1. O Brien. Bear with me here. Imagine for a moment that O Brien is an extremely clever, but extremely ruthless member of the Brotherhood. The only way around the Party's mind control for such a character would be to adopt it absolutely, as he does. Such a person would duplicitously attempt to uncover thought criminals, in just the way O Brien does, passing on knowledge of the Brotherhood while being able to use it in an interrogation also (to dismiss Winston's claims of humanity). Such a person would be as fanatical a Party member as possible, would work inside and with the Thought Police to identify possible recruits. They would, as O Brien says outright to Winston in his flat, employ the most brutal methods to overthrow the Party, knowing for certain that such a victory will not be achieved for many many years. The Brotherhood do not have to be nice, social democrats - almost certainly they are not. It does not matter how many people are caught, emptied out, and shot. The word is spread, the possible methods of resistance out there, somewhere. The game, a member of the Brotherhood might say, is too big to be lost by taking stupid risks - like a punt on an unreliable Winston for longer than is absolutely necessary to spread, however slightly, the word of "the Book" and so on. To be a member of the Inner Party and to work for the Brotherhood might therefore be two sides to the same coin - something an outstanding pracitioner of doublethink could easily accomplish. O Brien punishes and interrogates Winston as fully as possible because once suspicion is aroused and other people know (Winston's rebellion is obvious, even to the Parsons boy who shouts "you're a thought criminal" at him) he has no other option. Smith is an agent lost, and O Brien's prediction comes to pass: "When eventually you are caught, you will confess." O Brien will do this to everyone and anyone he comes across, sooner or later, while still, slowly, achieving tiny successes for the Brotherhood.
Plus: he wrote "the Book"; refuses to deny the existence of the Brotherhood (despite being quite keen in the interrogation that there is no alternative to Ingsoc anywhere - surely a simply "no" would have sufficed); and he clearly makes reference to Smythe's disappearance in an ironic way.

Hmmm. Well, maybe.

2. The Appendix is written in the past tense. Has Ingsoc been defeated by this time, hence the workings of its language could be explained in detail? Or is it just a simple part of the rest of the past-tense narrative?
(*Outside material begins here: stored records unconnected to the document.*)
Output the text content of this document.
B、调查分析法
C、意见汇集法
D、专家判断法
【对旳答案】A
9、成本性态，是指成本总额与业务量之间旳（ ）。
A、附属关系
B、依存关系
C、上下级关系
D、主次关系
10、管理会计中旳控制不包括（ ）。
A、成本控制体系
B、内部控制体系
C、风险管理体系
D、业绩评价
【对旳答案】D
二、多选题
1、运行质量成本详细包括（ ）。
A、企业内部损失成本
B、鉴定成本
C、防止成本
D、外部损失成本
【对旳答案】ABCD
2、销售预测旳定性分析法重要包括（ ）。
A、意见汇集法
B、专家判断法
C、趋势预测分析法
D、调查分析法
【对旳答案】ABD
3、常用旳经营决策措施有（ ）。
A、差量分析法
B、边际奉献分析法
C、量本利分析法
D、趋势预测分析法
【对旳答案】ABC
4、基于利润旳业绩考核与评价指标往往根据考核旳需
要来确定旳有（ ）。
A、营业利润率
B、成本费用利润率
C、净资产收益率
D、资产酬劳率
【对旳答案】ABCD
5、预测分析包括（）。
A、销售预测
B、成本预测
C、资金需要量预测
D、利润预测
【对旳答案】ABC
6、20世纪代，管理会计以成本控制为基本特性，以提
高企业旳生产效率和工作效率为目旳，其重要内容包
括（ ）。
3. To leave 85% of the population free from interference is hardly the act of a party which cannot allow anyone to conceive of a different way of life. Why let so much power drift away from you like that? I know that to some extent it is a satiric point, but does it indicate a much weaker Party than we are led to believe?

4. Where does Julia get all her nice stuff from? Is she still sleeping with Inner Party members? In which case why does she proclaim her love for Winston so loudly? Perhaps he doesn't mind - it is quite possible - but it does make you wonder whether Julia, whose interrogation was apparently "a textbook case", was more than she seemed. What she has done, after all, is not that much cleverer than what Charrington did.

I suppose it is highly unlikely that a writer with clear aims, like Orwell (and in many respects the themes of Nineteen Eighty Four grow naturally out of Coming Up for Air) would leave such minuscule clues as these. But I have always, while nodding sagely at the political parallels, wanted the entire Ingsoc edifice to be destroyed; so I am trying to comfort myself with this. Any further "hints and guesses" that it isn't quite as monolithic as it seems would be welcome!